Bu arada belgeseli seyrettikten sonra duşa girdim, belgeselde bahsedilen dünya su kaynaklarının tükenmesinin de etkisiyle aklıma küçük bir fikir geldi. Çoğumuz duşa girdiğimizde sıcak suyu açarız ve bir süre akıp giden suyun yeterli sıcaklığa ulaşmasını bekleriz. İşte bu süre zarfında belki de 1 litre su boşu boşuna akar. Bunu engellemek aslında kolay olabilir ve insanların duş alma sayısını düşünürsek toplamda büyük bir israfın önüne geçilebilir. Şöyle bir çözüm düşündüm;

Her duş başlığının içine küçük bir termostat yerleştirilir, siz termostatı ayarlayarak istediğiniz su sıcaklık değerini girersiniz, daha sonra musluktan suyu açtığınızda duş başlığı hemen su çıkışına izin vermez, termostatın sudan aldığı sıcaklık değeri sizin istediğiniz değere ulaşana dek su duş başlığının içinde devir daim olur, termostat ne zaman istenilen sıcaklığa ulaşıldığını bildirirse o zaman duş başlığından su çıkışına izin verilir. Bu sistem tabiki duş başlığından önce duş bataryasına da uygulanbilir ama duş başlıkları değişebilir, modüler sistemler oldukları için bu şekilde eski tüm mevcut bataryalara uyum sağlanır.

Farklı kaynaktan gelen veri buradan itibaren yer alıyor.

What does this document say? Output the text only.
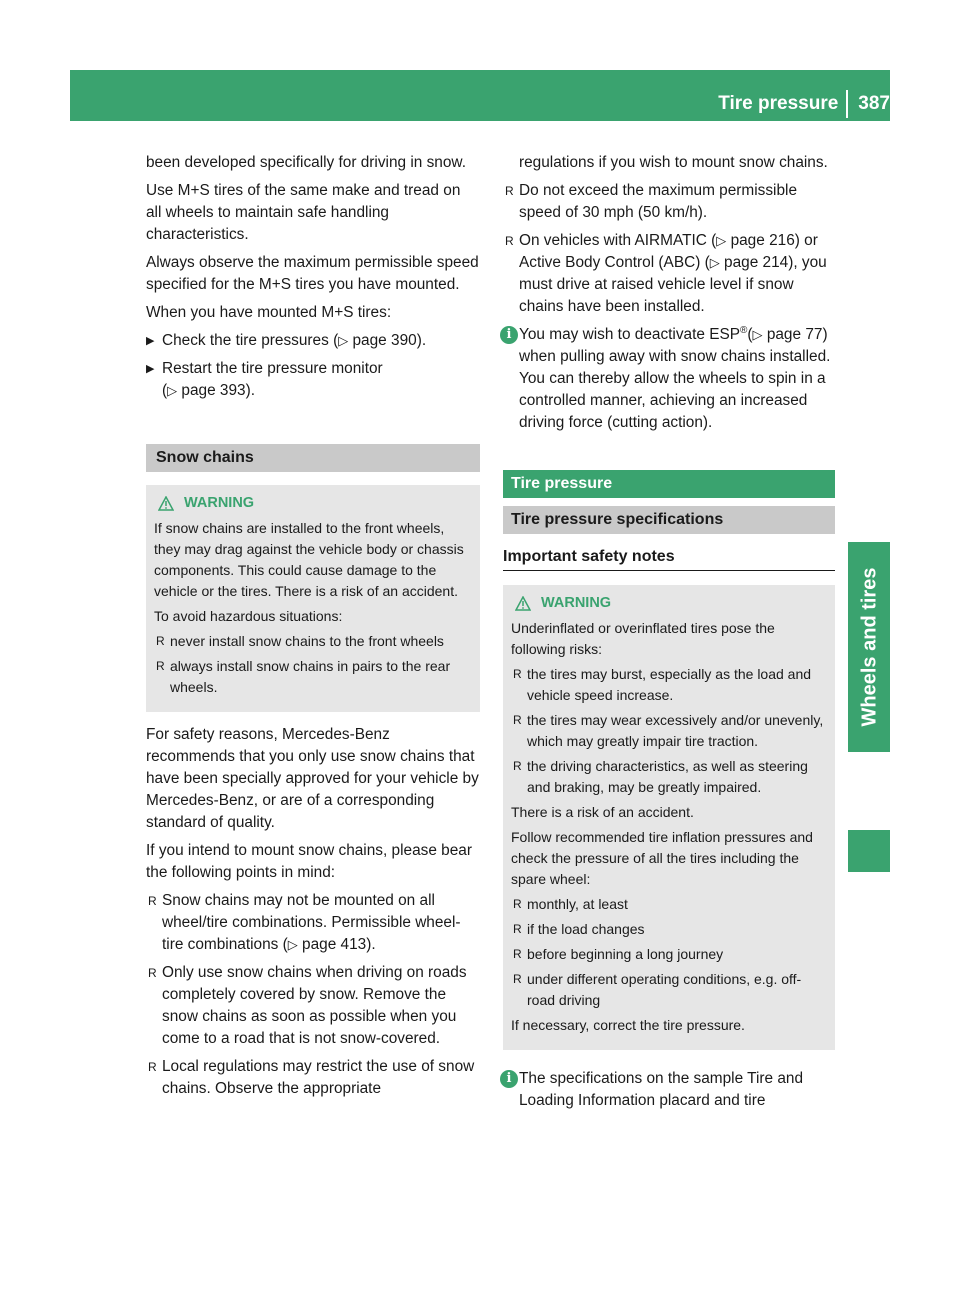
Tire pressure 387
Wheels and tires

been developed specifically for driving in snow.

Use M+S tires of the same make and tread on all wheels to maintain safe handling characteristics.

Always observe the maximum permissible speed specified for the M+S tires you have mounted.

When you have mounted M+S tires:

▶ Check the tire pressures (▷ page 390).
▶ Restart the tire pressure monitor
(▷ page 393).
Snow chains
WARNING

If snow chains are installed to the front wheels, they may drag against the vehicle body or chassis components. This could cause damage to the vehicle or the tires. There is a risk of an accident.

To avoid hazardous situations:

R never install snow chains to the front wheels
R always install snow chains in pairs to the rear wheels.

For safety reasons, Mercedes-Benz recommends that you only use snow chains that have been specially approved for your vehicle by Mercedes-Benz, or are of a corresponding standard of quality.

If you intend to mount snow chains, please bear the following points in mind:

R Snow chains may not be mounted on all wheel/tire combinations. Permissible wheel-tire combinations (▷ page 413).
R Only use snow chains when driving on roads completely covered by snow. Remove the snow chains as soon as possible when you come to a road that is not snow-covered.
R Local regulations may restrict the use of snow chains. Observe the appropriate

regulations if you wish to mount snow chains.

R Do not exceed the maximum permissible speed of 30 mph (50 km/h).
R On vehicles with AIRMATIC (▷ page 216) or Active Body Control (ABC) (▷ page 214), you must drive at raised vehicle level if snow chains have been installed.
i You may wish to deactivate ESP®(▷ page 77) when pulling away with snow chains installed. You can thereby allow the wheels to spin in a controlled manner, achieving an increased driving force (cutting action).
Tire pressure
Tire pressure specifications
Important safety notes
WARNING

Underinflated or overinflated tires pose the following risks:

R the tires may burst, especially as the load and vehicle speed increase.
R the tires may wear excessively and/or unevenly, which may greatly impair tire traction.
R the driving characteristics, as well as steering and braking, may be greatly impaired.

There is a risk of an accident.

Follow recommended tire inflation pressures and check the pressure of all the tires including the spare wheel:

R monthly, at least
R if the load changes
R before beginning a long journey
R under different operating conditions, e.g. off-road driving

If necessary, correct the tire pressure.

i The specifications on the sample Tire and Loading Information placard and tire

Bunun dışında en az yarım saat banyoda kalan ben bu duşumu 7 dakika gibi bir sürede tamamladım. Bir de belgeseli izledkten sonra et tüketimimi azaltma kararı aldım. Öldürülmek için "üretilen" hayvanlar, bu hayvanları beslemek için boşa üretilen tahıllar ve bu tahılların yetişebilmesi için ormanları keserek kuraklaştırılan topraklar ve tüm bu işlemler için harcanan su ve enerji miktarı düşünüldüğünde bence her insanın alması gereken bir karar. Ha bu arada McDonalds'da 3 katlı hamburger çıkmış, Burger King ise kat çıkmamış ama et gramajını arttırmış... Ne güzel, ne güzel.

7 Haziran 2009

Gerilla pazarlama fikri

Bu sabah duştayken aklıma gelen bir fikir... Aslında pazarlamayı pek sevmem ve neden aklıma pazarlama fikirleri geliyor bilmiyorum ya neyse.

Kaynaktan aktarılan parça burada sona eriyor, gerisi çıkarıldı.